Stéphane Grégoire d’Ici D’Ailleurs, c’est un tout autre personnage. Ce sont deux êtres humains fondamentalement différents, deux gros fans de musique pareillement mais une toute autre approche de l’accompagnement. Stéphane Grégoire dit des choses qui n’ont l’air de rien, c’est comme une espèce de technique plus en mode Maître Zen. Vous discutez avec lui et l’air de rien, il vous glisse une phrase qui change votre perception en profondeur. C’est aussi une autre manière de partager autour de votre musique, c’est beaucoup moins conflictuel. C’est aussi un compagnonnage, Stéphane Grégoire a commencé l’aventure Ici D’Ailleurs au même moment où nous amorcions notre histoire avec Mendelson. On a peu près le même âge. Il y a aussi un lien de confiance. C’est une sorte d’amitié sans que l’on se connaisse si bien que ça.

On parle beaucoup de l’influence du label Lithium sur la scène d’aujourd’hui. Cela vous semble exagéré ou pas ?

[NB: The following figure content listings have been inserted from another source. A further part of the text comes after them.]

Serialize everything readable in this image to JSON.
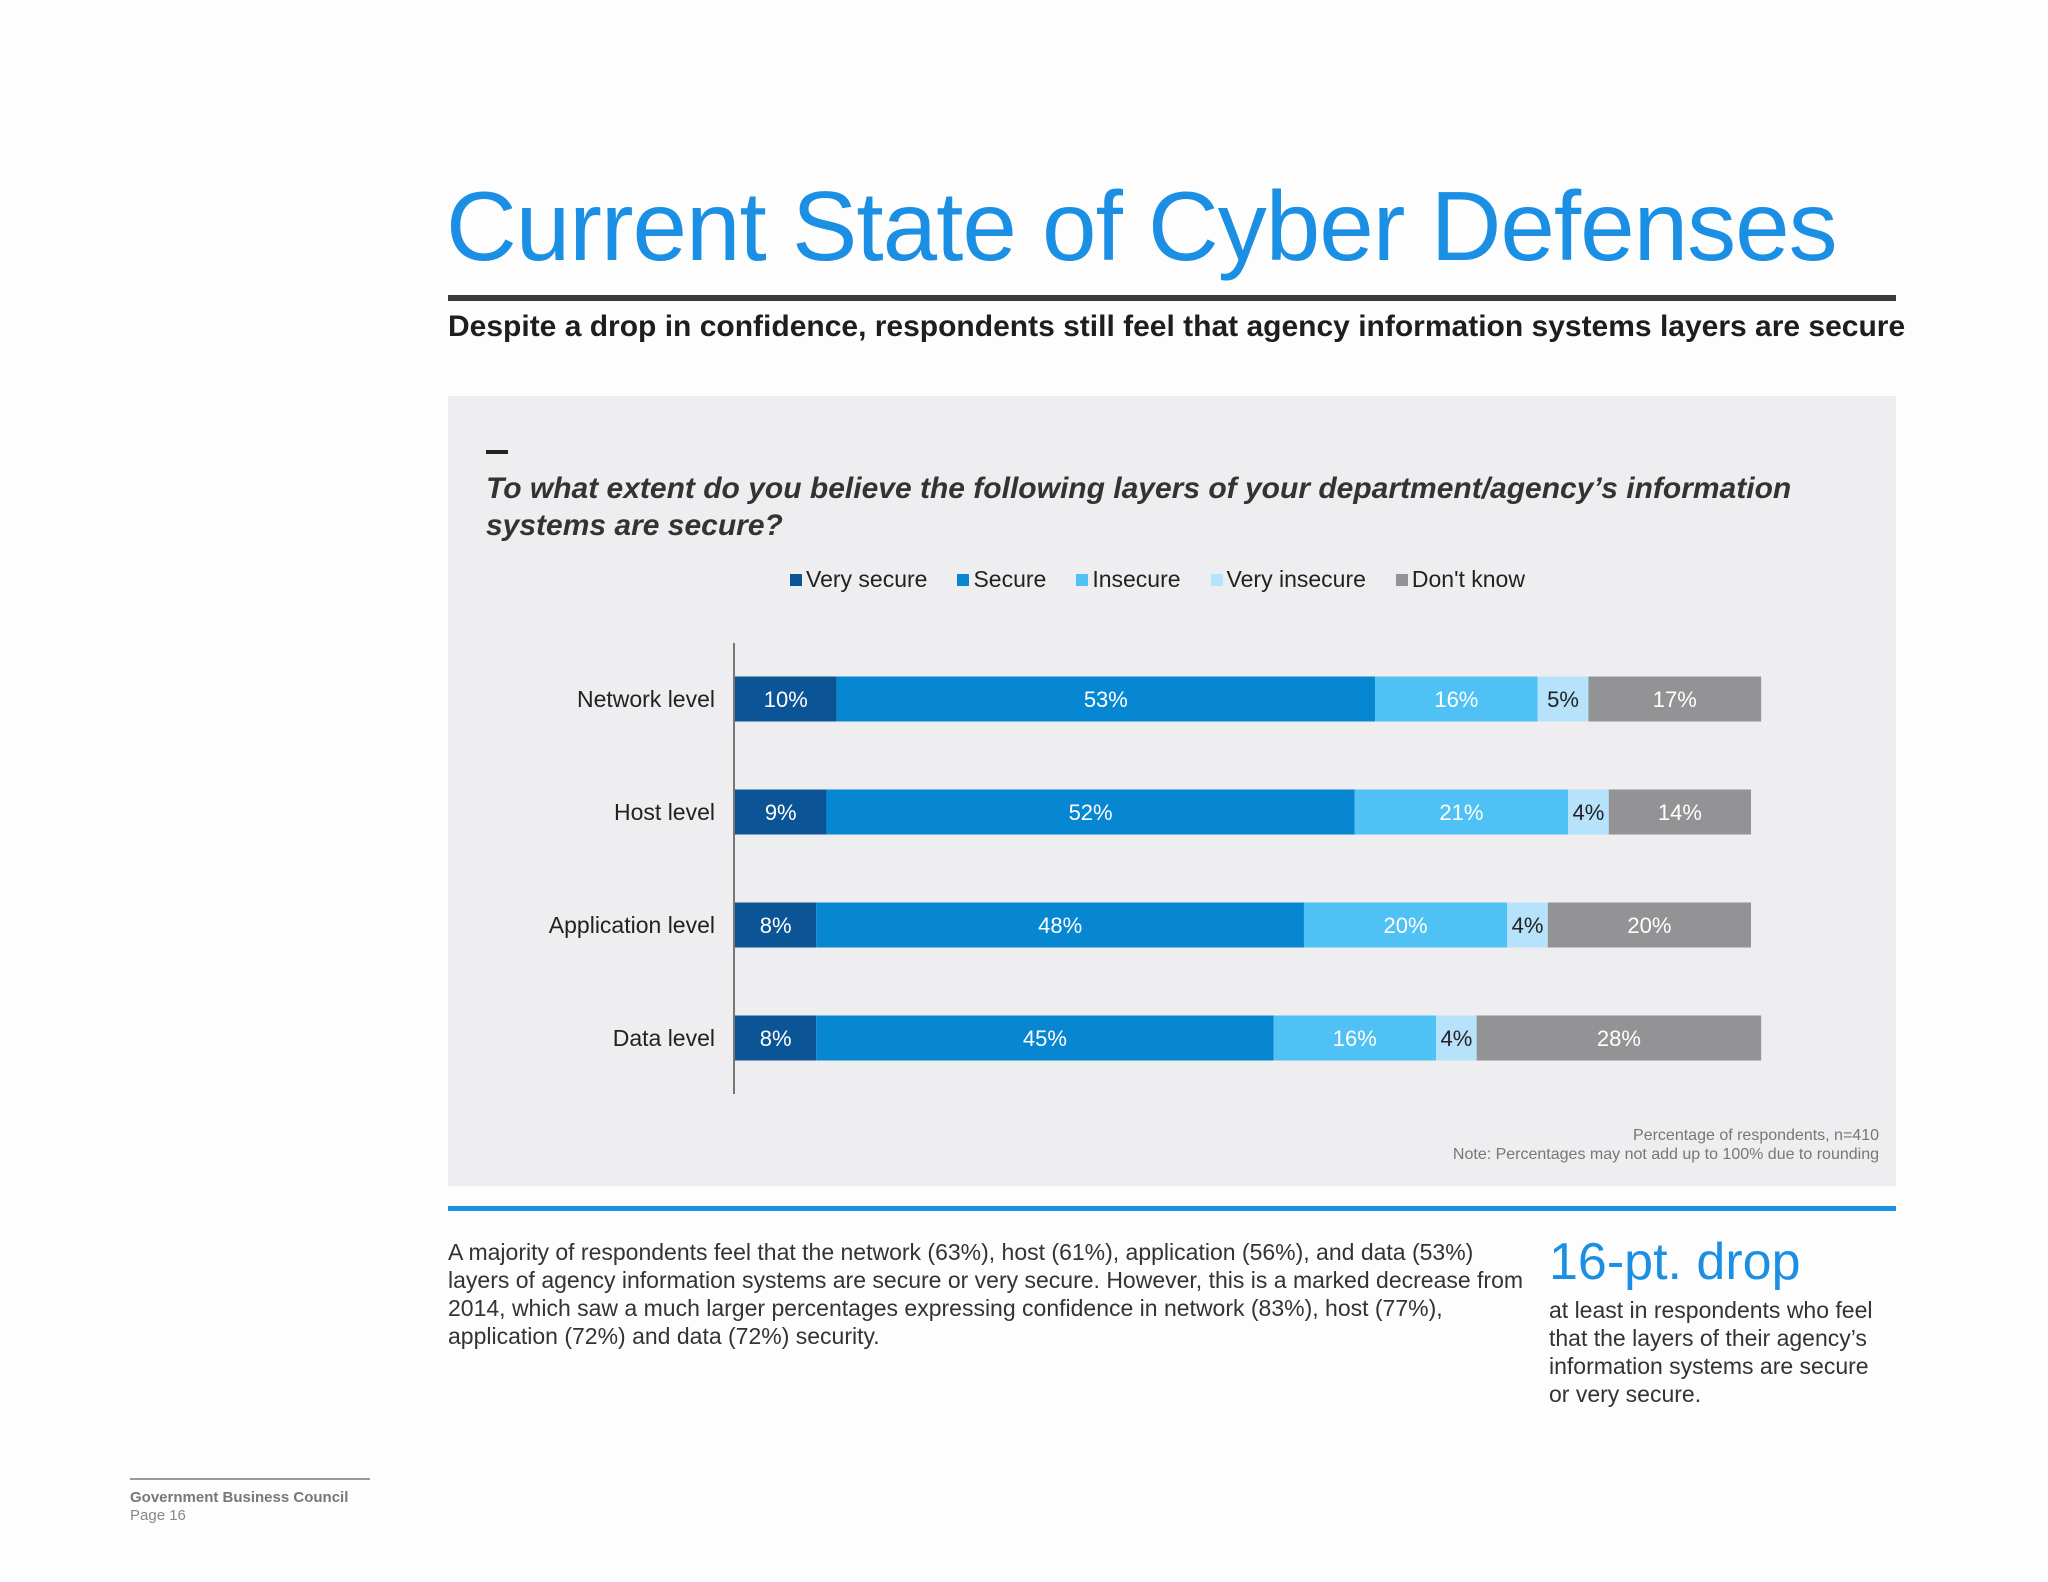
{
  "title": "Current State of Cyber Defenses",
  "subtitle": "Despite a drop in confidence, respondents still feel that agency information systems layers are secure",
  "chart_data": {
    "type": "bar",
    "orientation": "horizontal",
    "stacked": true,
    "title": "To what extent do you believe the following layers of your department/agency’s information systems are secure?",
    "categories": [
      "Network level",
      "Host level",
      "Application level",
      "Data level"
    ],
    "series": [
      {
        "name": "Very secure",
        "color": "#0b5597",
        "values": [
          10,
          9,
          8,
          8
        ]
      },
      {
        "name": "Secure",
        "color": "#0787d2",
        "values": [
          53,
          52,
          48,
          45
        ]
      },
      {
        "name": "Insecure",
        "color": "#50c1f4",
        "values": [
          16,
          21,
          20,
          16
        ]
      },
      {
        "name": "Very insecure",
        "color": "#b6e2fb",
        "values": [
          5,
          4,
          4,
          4
        ]
      },
      {
        "name": "Don't know",
        "color": "#939295",
        "values": [
          17,
          14,
          20,
          28
        ]
      }
    ],
    "data_label_suffix": "%",
    "legend_position": "top",
    "grid": false
  },
  "notes": {
    "line1": "Percentage of respondents, n=410",
    "line2": "Note: Percentages may not add up to 100% due to rounding"
  },
  "body_text": "A majority of respondents feel that the network (63%), host (61%), application (56%), and data (53%) layers of agency information systems are secure or very secure. However, this is a marked decrease from 2014, which saw a much larger percentages expressing confidence in network (83%), host (77%), application (72%) and data (72%) security.",
  "callout": {
    "headline": "16-pt. drop",
    "text": "at least in respondents who feel that the layers of their agency’s information systems are secure or very secure."
  },
  "footer": {
    "org": "Government Business Council",
    "page": "Page 16"
  }
}
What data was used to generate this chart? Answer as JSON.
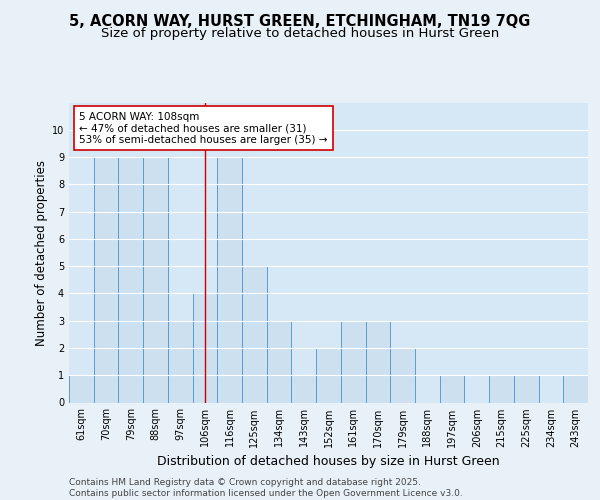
{
  "title_line1": "5, ACORN WAY, HURST GREEN, ETCHINGHAM, TN19 7QG",
  "title_line2": "Size of property relative to detached houses in Hurst Green",
  "xlabel": "Distribution of detached houses by size in Hurst Green",
  "ylabel": "Number of detached properties",
  "categories": [
    "61sqm",
    "70sqm",
    "79sqm",
    "88sqm",
    "97sqm",
    "106sqm",
    "116sqm",
    "125sqm",
    "134sqm",
    "143sqm",
    "152sqm",
    "161sqm",
    "170sqm",
    "179sqm",
    "188sqm",
    "197sqm",
    "206sqm",
    "215sqm",
    "225sqm",
    "234sqm",
    "243sqm"
  ],
  "values": [
    1,
    9,
    9,
    9,
    3,
    4,
    9,
    5,
    3,
    1,
    2,
    3,
    3,
    2,
    0,
    1,
    0,
    1,
    1,
    0,
    1
  ],
  "bar_color": "#cce0f0",
  "bar_edge_color": "#5b9bd5",
  "highlight_index": 5,
  "highlight_line_color": "#cc0000",
  "annotation_text": "5 ACORN WAY: 108sqm\n← 47% of detached houses are smaller (31)\n53% of semi-detached houses are larger (35) →",
  "annotation_box_facecolor": "#ffffff",
  "annotation_box_edgecolor": "#cc0000",
  "ylim": [
    0,
    11
  ],
  "yticks": [
    0,
    1,
    2,
    3,
    4,
    5,
    6,
    7,
    8,
    9,
    10
  ],
  "grid_color": "#ffffff",
  "plot_bg_color": "#d6e8f5",
  "fig_bg_color": "#e8f1f8",
  "footer_text": "Contains HM Land Registry data © Crown copyright and database right 2025.\nContains public sector information licensed under the Open Government Licence v3.0.",
  "title_fontsize": 10.5,
  "subtitle_fontsize": 9.5,
  "axis_ylabel_fontsize": 8.5,
  "axis_xlabel_fontsize": 9,
  "tick_fontsize": 7,
  "annotation_fontsize": 7.5,
  "footer_fontsize": 6.5
}
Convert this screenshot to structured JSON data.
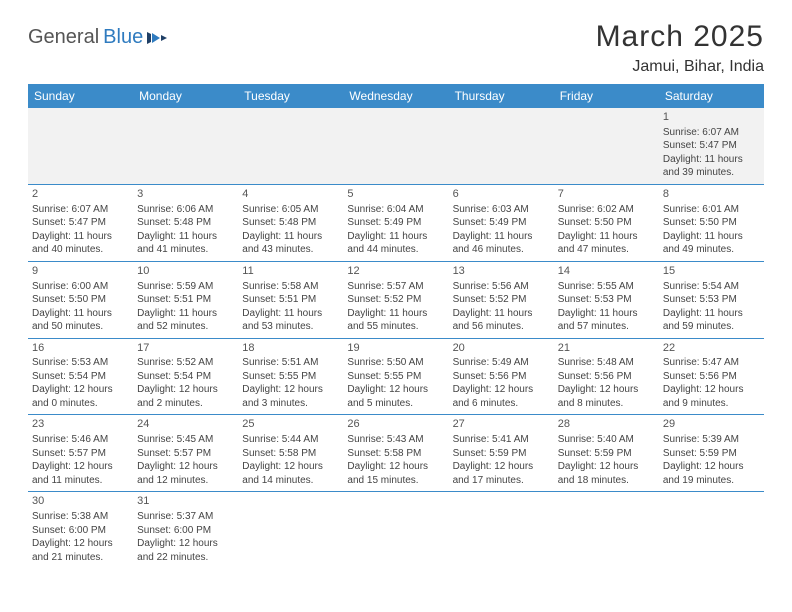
{
  "logo": {
    "text1": "General",
    "text2": "Blue"
  },
  "title": "March 2025",
  "location": "Jamui, Bihar, India",
  "colors": {
    "header_bg": "#3b8bc9",
    "header_text": "#ffffff",
    "border": "#3b8bc9",
    "text": "#444444",
    "accent": "#2f7bbf",
    "empty_bg": "#f2f2f2"
  },
  "weekdays": [
    "Sunday",
    "Monday",
    "Tuesday",
    "Wednesday",
    "Thursday",
    "Friday",
    "Saturday"
  ],
  "days": [
    {
      "n": 1,
      "sr": "6:07 AM",
      "ss": "5:47 PM",
      "dl": "11 hours and 39 minutes."
    },
    {
      "n": 2,
      "sr": "6:07 AM",
      "ss": "5:47 PM",
      "dl": "11 hours and 40 minutes."
    },
    {
      "n": 3,
      "sr": "6:06 AM",
      "ss": "5:48 PM",
      "dl": "11 hours and 41 minutes."
    },
    {
      "n": 4,
      "sr": "6:05 AM",
      "ss": "5:48 PM",
      "dl": "11 hours and 43 minutes."
    },
    {
      "n": 5,
      "sr": "6:04 AM",
      "ss": "5:49 PM",
      "dl": "11 hours and 44 minutes."
    },
    {
      "n": 6,
      "sr": "6:03 AM",
      "ss": "5:49 PM",
      "dl": "11 hours and 46 minutes."
    },
    {
      "n": 7,
      "sr": "6:02 AM",
      "ss": "5:50 PM",
      "dl": "11 hours and 47 minutes."
    },
    {
      "n": 8,
      "sr": "6:01 AM",
      "ss": "5:50 PM",
      "dl": "11 hours and 49 minutes."
    },
    {
      "n": 9,
      "sr": "6:00 AM",
      "ss": "5:50 PM",
      "dl": "11 hours and 50 minutes."
    },
    {
      "n": 10,
      "sr": "5:59 AM",
      "ss": "5:51 PM",
      "dl": "11 hours and 52 minutes."
    },
    {
      "n": 11,
      "sr": "5:58 AM",
      "ss": "5:51 PM",
      "dl": "11 hours and 53 minutes."
    },
    {
      "n": 12,
      "sr": "5:57 AM",
      "ss": "5:52 PM",
      "dl": "11 hours and 55 minutes."
    },
    {
      "n": 13,
      "sr": "5:56 AM",
      "ss": "5:52 PM",
      "dl": "11 hours and 56 minutes."
    },
    {
      "n": 14,
      "sr": "5:55 AM",
      "ss": "5:53 PM",
      "dl": "11 hours and 57 minutes."
    },
    {
      "n": 15,
      "sr": "5:54 AM",
      "ss": "5:53 PM",
      "dl": "11 hours and 59 minutes."
    },
    {
      "n": 16,
      "sr": "5:53 AM",
      "ss": "5:54 PM",
      "dl": "12 hours and 0 minutes."
    },
    {
      "n": 17,
      "sr": "5:52 AM",
      "ss": "5:54 PM",
      "dl": "12 hours and 2 minutes."
    },
    {
      "n": 18,
      "sr": "5:51 AM",
      "ss": "5:55 PM",
      "dl": "12 hours and 3 minutes."
    },
    {
      "n": 19,
      "sr": "5:50 AM",
      "ss": "5:55 PM",
      "dl": "12 hours and 5 minutes."
    },
    {
      "n": 20,
      "sr": "5:49 AM",
      "ss": "5:56 PM",
      "dl": "12 hours and 6 minutes."
    },
    {
      "n": 21,
      "sr": "5:48 AM",
      "ss": "5:56 PM",
      "dl": "12 hours and 8 minutes."
    },
    {
      "n": 22,
      "sr": "5:47 AM",
      "ss": "5:56 PM",
      "dl": "12 hours and 9 minutes."
    },
    {
      "n": 23,
      "sr": "5:46 AM",
      "ss": "5:57 PM",
      "dl": "12 hours and 11 minutes."
    },
    {
      "n": 24,
      "sr": "5:45 AM",
      "ss": "5:57 PM",
      "dl": "12 hours and 12 minutes."
    },
    {
      "n": 25,
      "sr": "5:44 AM",
      "ss": "5:58 PM",
      "dl": "12 hours and 14 minutes."
    },
    {
      "n": 26,
      "sr": "5:43 AM",
      "ss": "5:58 PM",
      "dl": "12 hours and 15 minutes."
    },
    {
      "n": 27,
      "sr": "5:41 AM",
      "ss": "5:59 PM",
      "dl": "12 hours and 17 minutes."
    },
    {
      "n": 28,
      "sr": "5:40 AM",
      "ss": "5:59 PM",
      "dl": "12 hours and 18 minutes."
    },
    {
      "n": 29,
      "sr": "5:39 AM",
      "ss": "5:59 PM",
      "dl": "12 hours and 19 minutes."
    },
    {
      "n": 30,
      "sr": "5:38 AM",
      "ss": "6:00 PM",
      "dl": "12 hours and 21 minutes."
    },
    {
      "n": 31,
      "sr": "5:37 AM",
      "ss": "6:00 PM",
      "dl": "12 hours and 22 minutes."
    }
  ],
  "labels": {
    "sunrise": "Sunrise:",
    "sunset": "Sunset:",
    "daylight": "Daylight:"
  },
  "first_weekday_index": 6
}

Pascal Bouaziz : Je n’en sais rien, moi mais si les gens le disent c’est que cela doit être vrai. Ceci dit, le catalogue de Lithium plaide pour lui. Des labels à l’époque, il y  en avait une belle tripotée qui sortaient des albums, qui faisaient les couvertures des Inrocks dont plus personne ne parle aujourd’hui. Ça c’est un truc génial à faire, ressortir des vieux numéros des Inrocks des années 90, début 2000 pour voir quels groupes français font les couv’. Il y avait plein de labels qui avaient plus de couvertures et de succès que Lithium, plus soutenus, plus fêtés, plus aidés, encouragés et qui n’ont rien laissé dont personne ne peut citer la moindre chanson ou le moindre groupe.

Diabologum a marqué les mémoires, je me rends compte en pratique dans cette tournée que je fais avec Michel Cloup autour d’A La Ligne, l’adaptation du livre de Joseph Ponthus. Les gens disent à Michel Cloup avoir commencé à penser avec Diabologum. Il y avait à l’époque des groupes amis qui n’étaient pas signés sur Lithium, je pense aux Married Monk qui ont apporté des outils pour faire en sorte que le Rock Français existe. Mais pour revenir à Lithium, forcément la foi qu’avait et que véhiculait Vincent Chauvier laisse forcément des traces sur le long terme, c’est normal que cette exigence-là paye à un moment ou un autre.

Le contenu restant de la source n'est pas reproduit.